Gambashidze, Tupikin and their colleagues proposed narratives they hoped would destroy Zelensky’s image in the West as “the hero of a small country fighting a global evil,” one of the documents sent in April shows. They suggested portraying Zelensky as an actor only capable of following a script written for him by the United States and NATO, and his Western backers as tiring of him. They proposed distributing fake Ukrainian government documents as evidence of corrupt military procurement schemes, and suggesting that Zelensky and his family had Western bank accounts, the document shows.

The plans led to hundreds of articles and thousands of social media posts translated into French, German and English that targeted Zelensky, the document trove shows.

I think I know a few who have been repeating these talking points.

[–] Zipitydew@sh.itjust.works 8 points 7 months ago (1 children)

Gee like some terminally online .ml accounts?

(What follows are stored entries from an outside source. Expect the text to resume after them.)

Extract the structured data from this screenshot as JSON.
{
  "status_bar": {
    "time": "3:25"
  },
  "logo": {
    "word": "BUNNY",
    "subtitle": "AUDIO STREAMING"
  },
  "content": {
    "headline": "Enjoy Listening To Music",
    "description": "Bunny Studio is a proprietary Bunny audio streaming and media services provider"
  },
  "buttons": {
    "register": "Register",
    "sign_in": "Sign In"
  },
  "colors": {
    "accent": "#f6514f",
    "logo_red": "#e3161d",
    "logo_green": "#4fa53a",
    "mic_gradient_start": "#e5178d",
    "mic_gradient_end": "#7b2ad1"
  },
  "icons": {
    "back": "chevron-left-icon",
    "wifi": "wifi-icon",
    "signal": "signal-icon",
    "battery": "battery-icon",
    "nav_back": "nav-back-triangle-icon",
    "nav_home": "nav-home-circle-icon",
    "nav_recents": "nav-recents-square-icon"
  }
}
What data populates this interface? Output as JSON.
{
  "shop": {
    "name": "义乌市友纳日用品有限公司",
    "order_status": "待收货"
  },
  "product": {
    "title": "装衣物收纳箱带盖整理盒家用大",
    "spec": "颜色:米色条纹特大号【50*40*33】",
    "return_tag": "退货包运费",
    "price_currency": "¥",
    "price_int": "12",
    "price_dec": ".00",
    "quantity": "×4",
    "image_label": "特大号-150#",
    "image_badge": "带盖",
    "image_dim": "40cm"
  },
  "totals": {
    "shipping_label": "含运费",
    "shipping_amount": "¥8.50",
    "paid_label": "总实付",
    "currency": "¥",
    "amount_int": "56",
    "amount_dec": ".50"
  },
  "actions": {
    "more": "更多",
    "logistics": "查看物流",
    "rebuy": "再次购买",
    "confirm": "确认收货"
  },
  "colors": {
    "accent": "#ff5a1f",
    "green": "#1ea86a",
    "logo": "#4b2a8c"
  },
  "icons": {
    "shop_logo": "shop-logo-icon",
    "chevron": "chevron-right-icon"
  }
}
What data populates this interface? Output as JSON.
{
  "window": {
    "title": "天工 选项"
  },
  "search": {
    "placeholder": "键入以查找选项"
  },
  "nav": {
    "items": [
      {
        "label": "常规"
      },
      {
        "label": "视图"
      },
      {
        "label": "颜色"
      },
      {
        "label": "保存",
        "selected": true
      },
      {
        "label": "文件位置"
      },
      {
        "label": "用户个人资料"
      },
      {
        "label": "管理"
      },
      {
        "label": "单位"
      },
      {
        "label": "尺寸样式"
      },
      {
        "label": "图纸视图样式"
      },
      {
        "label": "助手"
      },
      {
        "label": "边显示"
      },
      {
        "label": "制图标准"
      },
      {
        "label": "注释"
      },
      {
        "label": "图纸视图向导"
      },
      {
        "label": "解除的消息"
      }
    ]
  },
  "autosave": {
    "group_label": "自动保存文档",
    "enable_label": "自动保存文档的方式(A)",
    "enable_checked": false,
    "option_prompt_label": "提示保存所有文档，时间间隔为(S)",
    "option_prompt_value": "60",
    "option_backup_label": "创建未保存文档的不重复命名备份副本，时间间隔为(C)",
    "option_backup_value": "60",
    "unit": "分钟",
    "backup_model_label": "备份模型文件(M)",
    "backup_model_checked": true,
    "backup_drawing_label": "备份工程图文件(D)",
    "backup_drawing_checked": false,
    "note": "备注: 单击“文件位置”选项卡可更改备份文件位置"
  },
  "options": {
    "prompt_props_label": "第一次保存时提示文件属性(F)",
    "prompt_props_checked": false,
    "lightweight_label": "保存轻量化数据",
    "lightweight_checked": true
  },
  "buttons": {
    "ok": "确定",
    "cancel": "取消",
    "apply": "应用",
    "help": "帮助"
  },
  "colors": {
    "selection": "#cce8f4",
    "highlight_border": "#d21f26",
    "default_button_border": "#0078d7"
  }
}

[–] DdCno1@kbin.social 2 points 7 months ago

Tankies gonna tank, even if those tanks are older than the tanks that originally gave them that name.

[–] Chadus_Maximus@lemm.ee 3 points 7 months ago

Those would be my Eastern European parents :(

[–] ndsvw@feddit.de 12 points 7 months ago

Russia, the largest country, is only rank 11 if you compare BIPs...

Pretty much a failure... But instead of improving, they rather sabotage the others...

[–] autotldr@lemmings.world 1 points 7 months ago

This is the best summary I could come up with:


The files, numbering more than 100 documents, were shared with The Post to expose for the first time the scale of Kremlin propaganda targeting Zelensky with the aim of dividing and destabilizing Ukrainian society — efforts that Moscow dubbed “information psychological operations.”

But with Gen. Zaluzhny now out, the front lines frozen and further military and financial support from the United States uncertain, some in Kyiv are concerned that Russia’s covert propaganda efforts could begin to erode national cohesion and morale.

The documents show how in January 2023 the Kremlin’s first deputy chief of staff, Sergei Kiriyenko, tasked a team of officials and political strategists with establishing a presence on Ukrainian social media to distribute disinformation.

The effort built on an earlier project that Kiriyenko, a longtime Putin aide, had been running to subvert Western support for Ukraine, including in France and Germany, previous reporting by The Post shows.

The documents show that progress was monitored at near-weekly Kremlin meetings, where the strategists gave dashboard presentations showcasing the most widely read posts they’d planted in Ukrainian social media and tallying the overall distribution of their output.

The Kremlin then issued orders to create similar posts or “additional reality” — a term used by Russian officials for fake news — including reports that Western leaders were looking for a replacement for Zelensky and that Zaluzhny intended to halt the counteroffensive.